For CrashLoopBackOff, inspect previous logs and exit reason before changing probes. If the app exits because of missing configuration, relaxing liveness settings only delays the failure.

For OOMKilled, compare normal and peak memory behavior with configured limits. Increasing memory may be necessary, but also review concurrency, buffering, cache size, and workload shape.

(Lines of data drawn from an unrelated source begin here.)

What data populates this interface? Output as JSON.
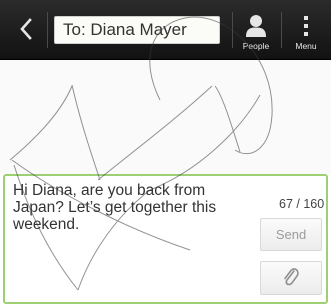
{
  "header": {
    "to_field": "To: Diana Mayer",
    "people_label": "People",
    "menu_label": "Menu"
  },
  "compose": {
    "message_text": "Hi Diana, are you back from Japan? Let’s get together this weekend.",
    "char_count": "67 / 160",
    "send_label": "Send"
  },
  "icons": {
    "back": "chevron-left-icon",
    "people": "person-icon",
    "menu": "vertical-dots-icon",
    "attach": "paperclip-icon"
  },
  "colors": {
    "topbar": "#1f1f1f",
    "compose_border": "#9dcf74",
    "text": "#333333",
    "send_text": "#9b9b9b"
  }
}
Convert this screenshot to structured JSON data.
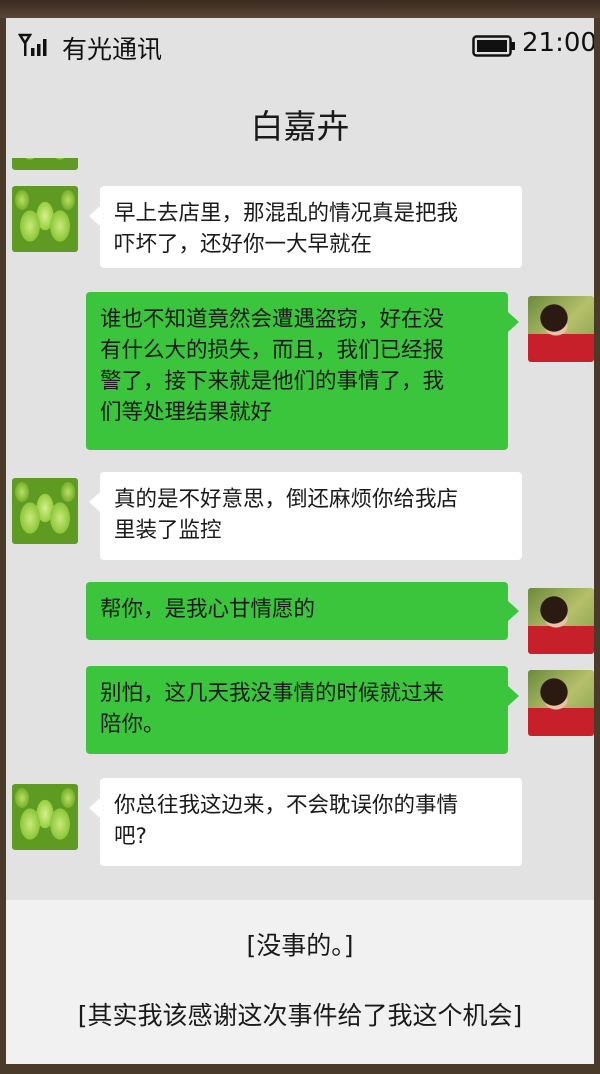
{
  "status_bar": {
    "carrier": "有光通讯",
    "time": "21:00",
    "signal_icon": "signal-icon",
    "battery_icon": "battery-icon"
  },
  "chat": {
    "title": "白嘉卉",
    "messages": [
      {
        "side": "left",
        "avatar": "succulent-avatar",
        "lines": [
          "早上去店里，那混乱的情况真是把我",
          "吓坏了，还好你一大早就在"
        ]
      },
      {
        "side": "right",
        "avatar": "girl-avatar",
        "lines": [
          "谁也不知道竟然会遭遇盗窃，好在没",
          "有什么大的损失，而且，我们已经报",
          "警了，接下来就是他们的事情了，我",
          "们等处理结果就好"
        ]
      },
      {
        "side": "left",
        "avatar": "succulent-avatar",
        "lines": [
          "真的是不好意思，倒还麻烦你给我店",
          "里装了监控"
        ]
      },
      {
        "side": "right",
        "avatar": "girl-avatar",
        "lines": [
          "帮你，是我心甘情愿的"
        ]
      },
      {
        "side": "right",
        "avatar": "girl-avatar",
        "lines": [
          "别怕，这几天我没事情的时候就过来",
          "陪你。"
        ]
      },
      {
        "side": "left",
        "avatar": "succulent-avatar",
        "lines": [
          "你总往我这边来，不会耽误你的事情",
          "吧?"
        ]
      }
    ]
  },
  "choices": [
    {
      "label": "[没事的。]"
    },
    {
      "label": "[其实我该感谢这次事件给了我这个机会]"
    }
  ],
  "colors": {
    "incoming_bubble": "#ffffff",
    "outgoing_bubble": "#3bc53c",
    "background": "#e2e2e2"
  }
}
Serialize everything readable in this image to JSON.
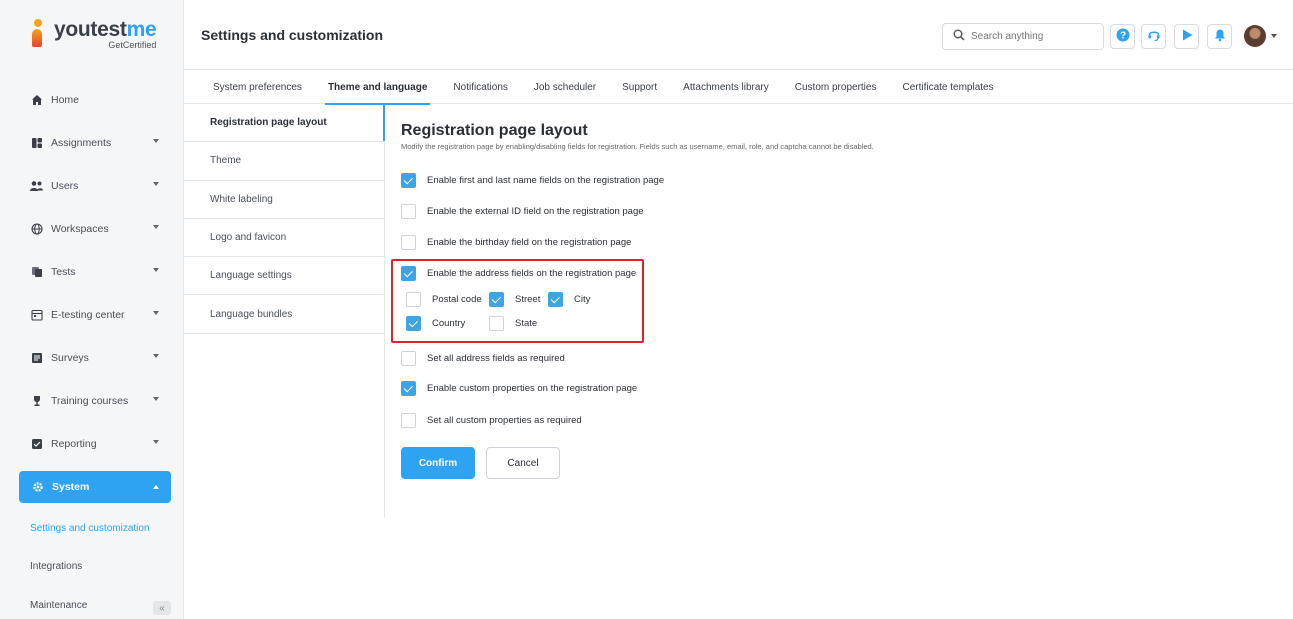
{
  "brand": {
    "name_part1": "youtest",
    "name_part2": "me",
    "tagline": "GetCertified"
  },
  "sidebar": {
    "items": [
      {
        "label": "Home",
        "icon": "home-icon"
      },
      {
        "label": "Assignments",
        "icon": "assignments-icon"
      },
      {
        "label": "Users",
        "icon": "users-icon"
      },
      {
        "label": "Workspaces",
        "icon": "globe-icon"
      },
      {
        "label": "Tests",
        "icon": "tests-icon"
      },
      {
        "label": "E-testing center",
        "icon": "calendar-icon"
      },
      {
        "label": "Surveys",
        "icon": "survey-icon"
      },
      {
        "label": "Training courses",
        "icon": "trophy-icon"
      },
      {
        "label": "Reporting",
        "icon": "reporting-icon"
      },
      {
        "label": "System",
        "icon": "gear-icon"
      }
    ],
    "sub_items": [
      {
        "label": "Settings and customization"
      },
      {
        "label": "Integrations"
      },
      {
        "label": "Maintenance"
      }
    ],
    "collapse_label": "«"
  },
  "header": {
    "title": "Settings and customization",
    "search_placeholder": "Search anything"
  },
  "tabs": [
    {
      "label": "System preferences"
    },
    {
      "label": "Theme and language"
    },
    {
      "label": "Notifications"
    },
    {
      "label": "Job scheduler"
    },
    {
      "label": "Support"
    },
    {
      "label": "Attachments library"
    },
    {
      "label": "Custom properties"
    },
    {
      "label": "Certificate templates"
    }
  ],
  "submenu": [
    {
      "label": "Registration page layout"
    },
    {
      "label": "Theme"
    },
    {
      "label": "White labeling"
    },
    {
      "label": "Logo and favicon"
    },
    {
      "label": "Language settings"
    },
    {
      "label": "Language bundles"
    }
  ],
  "main": {
    "title": "Registration page layout",
    "description": "Modify the registration page by enabling/disabling fields for registration. Fields such as username, email, role, and captcha cannot be disabled.",
    "options": [
      {
        "label": "Enable first and last name fields on the registration page",
        "checked": true
      },
      {
        "label": "Enable the external ID field on the registration page",
        "checked": false
      },
      {
        "label": "Enable the birthday field on the registration page",
        "checked": false
      },
      {
        "label": "Enable the address fields on the registration page",
        "checked": true
      },
      {
        "label": "Set all address fields as required",
        "checked": false
      },
      {
        "label": "Enable custom properties on the registration page",
        "checked": true
      },
      {
        "label": "Set all custom properties as required",
        "checked": false
      }
    ],
    "address_fields": [
      {
        "label": "Postal code",
        "checked": false
      },
      {
        "label": "Street",
        "checked": true
      },
      {
        "label": "City",
        "checked": true
      },
      {
        "label": "Country",
        "checked": true
      },
      {
        "label": "State",
        "checked": false
      }
    ],
    "confirm_label": "Confirm",
    "cancel_label": "Cancel"
  },
  "colors": {
    "accent": "#2ea3f2",
    "highlight_border": "#e0202a",
    "checkbox_on": "#3fa4e6"
  }
}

For probe-related restarts, separate startup, liveness, and readiness. This often reduces unnecessary restarts without hiding real failures.

If Kubernetes operations are part of your regular engineering work, the Kubernetes Specialist certification is a relevant next step to review, especially if you want to validate practical knowledge around workloads, debugging, probes, and production reliability.


Conclusion

Pod failures become manageable when you stop reading the status column as the root cause. ImagePullBackOff points to image retrieval. CrashLoopBackOff points to repeated process failure or restart triggers. OOMKilled points to memory pressure against container limits.

In real projects, the difference matters. The wrong diagnosis leads to noisy restarts, unsafe probe settings, over-provisioned workloads, or slow rollbacks. The reliable approach is consistent: inspect events, read previous logs, check container state, verify probes, and connect the symptom to the exact lifecycle phase where the pod failed.